Quand je serai chanoine, je ferai comme M. le chanoine. En attendant, ayant la bonne fortune de me trouver à côté du sympathique M. Fouquet, ancien maire de Loigny-la-Bataille, je le lance dans le récit de la guerre de 1870, et lui et moi y prenons un tel intérêt que, ne nous croyant pas encore à Dourdan, nous étions déjà à Voves ; car le bon M. Sainsot plie bagage, nous serre la main et va sauter dans le train de Chartres. Le fil et le charme de la narration n'en sont pas rompus : je serais allé à Tours avec M. Fouquet.

Châteaudun, Châteaudun, tout le monde descend ! Il ne fallait rien que cela pour refouler toute envie de continuer. Dans la pénombre (il est 9 heures du soir) on se salue, on se donne une dernière étreinte, on se souhaite bonne nuit, et on s'éparpille.

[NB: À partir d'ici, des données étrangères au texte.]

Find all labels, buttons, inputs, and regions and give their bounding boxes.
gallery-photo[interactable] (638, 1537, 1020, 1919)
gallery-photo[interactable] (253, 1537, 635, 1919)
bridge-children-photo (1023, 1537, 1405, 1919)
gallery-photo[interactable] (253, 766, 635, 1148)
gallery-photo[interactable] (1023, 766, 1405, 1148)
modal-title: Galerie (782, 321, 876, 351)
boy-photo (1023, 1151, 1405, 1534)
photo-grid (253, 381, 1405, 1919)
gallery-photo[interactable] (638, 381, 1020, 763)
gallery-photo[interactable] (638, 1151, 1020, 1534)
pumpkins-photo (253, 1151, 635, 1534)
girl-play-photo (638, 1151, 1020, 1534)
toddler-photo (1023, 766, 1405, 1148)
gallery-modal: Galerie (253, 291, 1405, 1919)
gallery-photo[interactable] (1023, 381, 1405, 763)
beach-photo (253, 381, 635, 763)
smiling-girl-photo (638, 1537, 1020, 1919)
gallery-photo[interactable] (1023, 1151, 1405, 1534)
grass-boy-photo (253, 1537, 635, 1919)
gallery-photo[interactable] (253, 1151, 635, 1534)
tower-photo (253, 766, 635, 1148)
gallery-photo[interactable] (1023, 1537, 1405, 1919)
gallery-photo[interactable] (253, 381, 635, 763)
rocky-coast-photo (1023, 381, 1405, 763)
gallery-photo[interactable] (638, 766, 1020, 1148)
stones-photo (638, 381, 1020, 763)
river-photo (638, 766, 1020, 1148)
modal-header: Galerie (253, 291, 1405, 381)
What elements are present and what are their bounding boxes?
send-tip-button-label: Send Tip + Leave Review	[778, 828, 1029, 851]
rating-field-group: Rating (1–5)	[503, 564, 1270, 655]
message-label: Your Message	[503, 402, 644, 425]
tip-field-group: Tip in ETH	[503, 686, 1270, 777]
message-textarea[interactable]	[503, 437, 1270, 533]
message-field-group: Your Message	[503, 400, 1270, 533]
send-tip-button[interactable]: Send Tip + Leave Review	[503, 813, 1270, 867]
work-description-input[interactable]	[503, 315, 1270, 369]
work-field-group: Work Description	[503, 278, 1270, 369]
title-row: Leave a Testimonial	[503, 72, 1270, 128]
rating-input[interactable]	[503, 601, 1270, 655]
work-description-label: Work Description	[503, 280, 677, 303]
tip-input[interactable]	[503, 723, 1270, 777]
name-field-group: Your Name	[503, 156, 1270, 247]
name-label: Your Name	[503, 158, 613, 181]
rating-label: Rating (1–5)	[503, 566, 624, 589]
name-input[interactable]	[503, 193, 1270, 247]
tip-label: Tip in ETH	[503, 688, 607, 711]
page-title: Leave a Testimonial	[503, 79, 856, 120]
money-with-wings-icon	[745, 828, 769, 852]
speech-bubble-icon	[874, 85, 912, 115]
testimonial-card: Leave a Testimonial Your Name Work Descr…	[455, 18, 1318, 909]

Tantôt, je criais avec mes compagnons enthousiasmés : Vive Montlhéry ! Maintenant je soupire : Vive mon Saint-Jean !

 

 

Notes

(1) Ch. Juteau, curé de Saint-Jean, in Bulletin de la Société Dunoise d'Archéologie, Histoire, Sciences et Arts , tome XII (Libr. Guillaumin, Chateaudun, 1913) pp. 53-68. La Société Dunoise d'archéologie, histoire, sciences et arts a été fondée en 1864.

(2) Malte-Brun, Montlhéry, son château et ses seigneurs (1870).

(3) Cette phrase et les renseignements qui suivent sont tirés de l'ouvrage de André Hallays: Le Pèlerinage de Port-Royal , 1909.